Leaving your child in the care of a stranger is unnerving, to say the least. So choosing a daycare facility or program is something that good parents take seriously. But with even the most reputable providers, there remains much risk for daycare injuries, Houston's injury attorneys, Grossman Law Firm say.
Though Texas is recognized as one of the states with the highest daycare standards and regulations, laws governing daycare centers, and particularly home-based daycares, are notoriously lax across the United States. One troubling example is that here in Texas, one needs only a high school degree or equivalent to operate a home day care. Daycare operators and workers are required to attend a state-sanctioned education session. But that's where the training requirements stop – at simply attending. In one notorious case, a home-based daycare owner ‘s home caught fire while she allegedly had left to shop at a nearby Target. Four children died as a result. When interviewed as part of the ensuing investigation, the trainer reported that the woman had wandered in and out of the classroom, put her head down on the table and spent much of the classtime texting on her phone. But because law requires applicants to simply attend the session, she had satisfied the requirement.
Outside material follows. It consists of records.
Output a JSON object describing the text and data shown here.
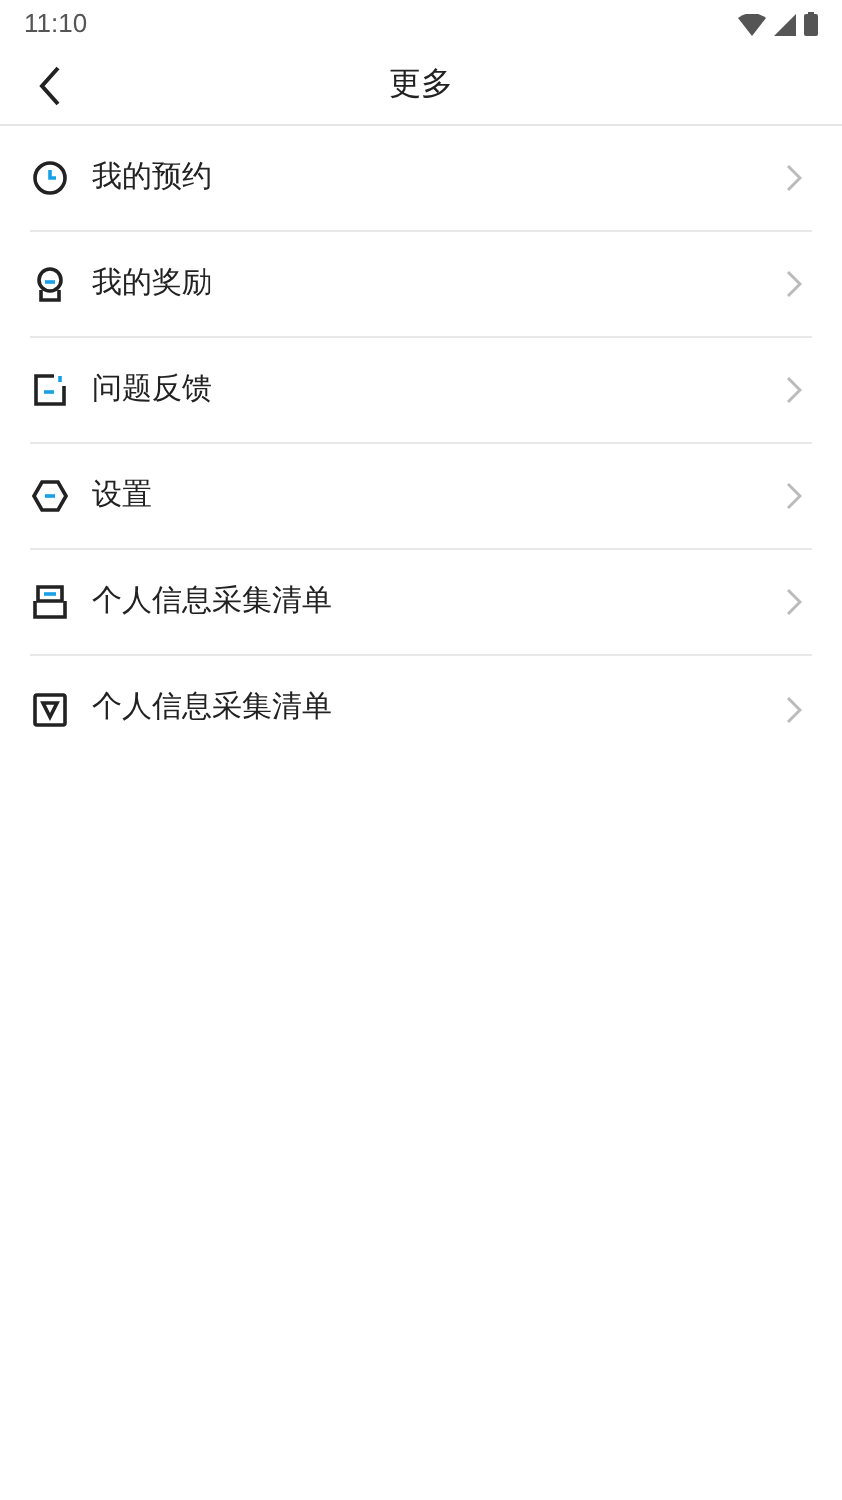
{
  "status_bar": {
    "time": "11:10"
  },
  "header": {
    "title": "更多"
  },
  "menu": [
    {
      "kind": "clock",
      "label": "我的预约"
    },
    {
      "kind": "medal",
      "label": "我的奖励"
    },
    {
      "kind": "feedback",
      "label": "问题反馈"
    },
    {
      "kind": "settings",
      "label": "设置"
    },
    {
      "kind": "inbox",
      "label": "个人信息采集清单"
    },
    {
      "kind": "triangle",
      "label": "个人信息采集清单"
    }
  ]
}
Texas regulations also mandate that children not be supervised by anyone with a known history of criminal activity, abuse or neglect. However, in an industry with a persistently high turnover rate, it's not at all uncommon for many smaller and home-based daycare providers to quietly skip that requirement, knowing that state inspections typically are done only ones per year or every two years. Also, sealed or expunged juvenile records may not show up, even on background checks performed by state workers for daycare license applicants.
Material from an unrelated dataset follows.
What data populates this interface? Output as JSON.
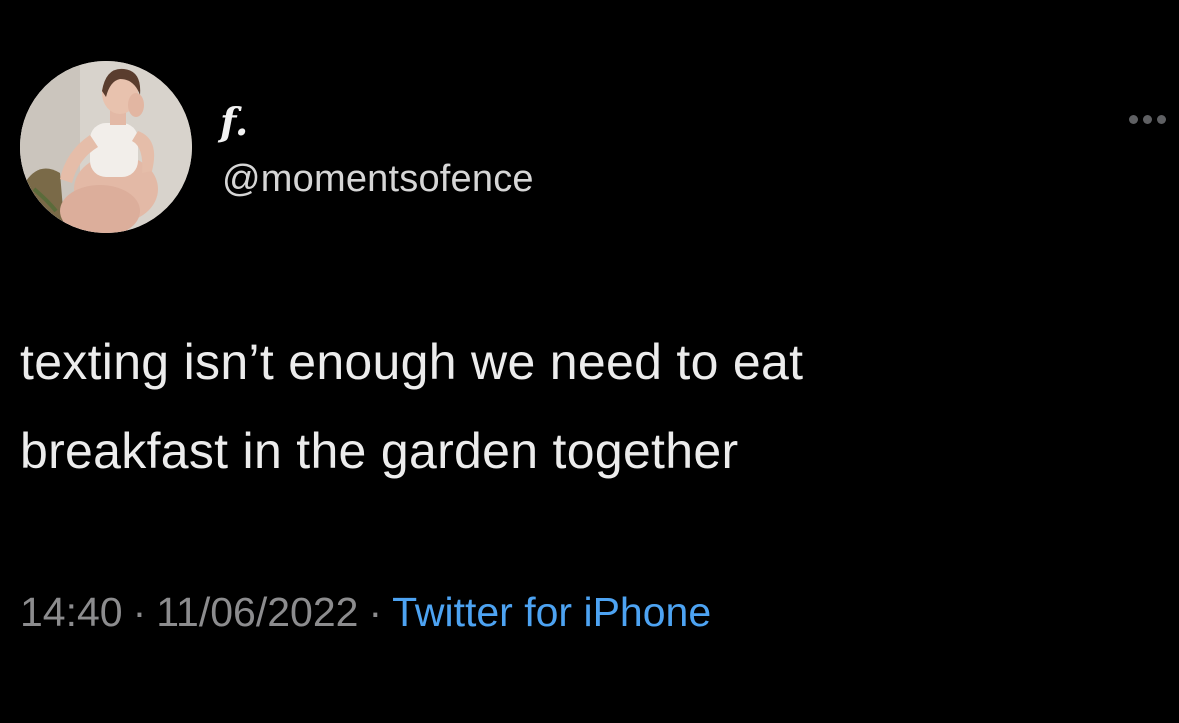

Consider that each day upwards of 8.2 million America's children – including 40 percent of the nation's children under age five – spend at least part of their week in the care of someone other than a parent, most of them in daycare centers. Then, consider findings in a 2007 survey by the National Institute of Child Health Development, which rated the majority of America's licensed daycare provider operations as “fair” or “poor.” Just 10 percent were deemed to provide high-quality care. Clearly, there is much room for improvement in America's daycare centers, including those here in Texas.
When choosing a daycare facility for your child, be sure to confirm licensure with the Texas Department of Family and Protective Services. Visit the center to meet with the facility's owners, managers and workers, and unannounced. While there, pay attention to details including cleanliness, the child-to-caregiver ratio, the presence of required safety equipment such as fire extinguishers, and the general well-being and demeanor of the children.